The Sunshine Protection Act would forgo turning clocks forward and back, repeating an unpopular experiment Congress tried in
1974 and repealing a year later after so many in the public complained.

In fact, the name “daylight saving time” isn’t quite right, says Kenneth Wright, a sleep and circadian expert at the University of Colorado Boulder, because there’s no actual change in the amount of daylight at all. “What we’re doing is changing how we live relative to the sun.”

When we move our clocks forward an hour, noon no longer represents when the sun is near its highest point in the sky and people’s solar schedules end up out of sync.

Wright says that’s a big deal biologically because humans evolved with a daily cycle of light and darkness that affects the rhythms of people’s bodies and helps them fall asleep, awaken and even release hormones.
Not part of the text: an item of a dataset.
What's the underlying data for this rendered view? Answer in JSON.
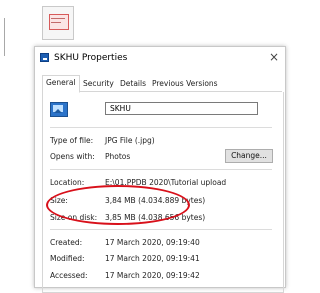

For instance, morning light is a fundamental wake-up signal, he said, so when people fiddle with the natural passage of time, “we’re essentially making the choice: Do we want to go with what we’ve evolved with or do we want to alter that?”

Asked if he had to rank permanent DST, permanent standard time or the current practice of biannual clock changing, Wright answered that “I think the answer is incredibly clear.” Permanent standard time is healthiest for humans, while permanent DST is least healthy.

Wright is not alone in his daylight distress.

Scientific research has linked sleep loss, heart attacks and an increased risk of dying in the hospital after a stroke to the transition to DST, neurologist Beth Malow wrote in the September issue of the journal Sleep. She testified about those findings earlier this year in front of a U.S. House of Representatives subcommittee.

“My overall message was that permanent standard time was a healthier choice,” said Malow, of Vanderbilt University Medical Center in Nashville.

Malow and Wright agree some of the most compelling studies about the effects of DST focus on U.S. time zone borders. Living on the late sunset side of a border takes a toll on people’s health and sleep, compared with those living on the early sunset side, scientists concluded in a 2019 study. Similar research in 2018 found an increased risk of liver cancer the farther west people lived within a time zone, where the sun rises and sets later in the day.

On the other hand, or hoof, as it were, a recent examination suggested that year-round DST would reduce deer-vehicle collisions — although such studies can prove hard to interpret, Malow said, since consideration must be given to other factors, like the seasonal activity of deer and changes in roadway conditions.

“The car-crash literature has been so mixed,” she says. “I’ve seen stuff come out on both sides.”

Malow cites a study in Time & Society that found people on the western edge of a time zone had more automobile fatalities than their easterly neighbors.  

Dark mornings and lighter evenings mean people’s body clocks don’t line up with the sun and that mismatch can hamper sleep, causing drowsy drivers, which may factor into collisions, said Malow. In the evenings, if “there’s still light in the sky, it messes with our brains.”

The brains of teens and tweens are more vulnerable to the unnatural time shifts, Malow explained, because when those age groups go through puberty, when DST is in effect, their brain wait an hour or two longer to release melatonin, the “hormone of darkness,” which tells the bodies of kids and adults that it’s time to go to sleep.

That said, during DST, bedtime can be tough for older kids because, physiologically, they’re just not as sleepy as they used to be.
In 2017, the Cherry Creek School District in suburban Denver flipped the daily early start times for middle and high schools with the elementary schools’ later schedule. The change didn’t much affect the younger students, who still started class well after sunrise, at 8 a.m. But older kids, who started school at 8:20 a.m. or 8:50 a.m., noticed a big difference. They slept more at night and tended to function better during the day, reported a research team in the journal Sleep Medicine.

So far, it seems the Senate’s plan for year-round DST has stalled, so the prospect of an everlasting shift toward evening light doesn’t look too bright at least for now. Of course, that means when next March rolls around and DST springs anew, most of America will have to adjust again.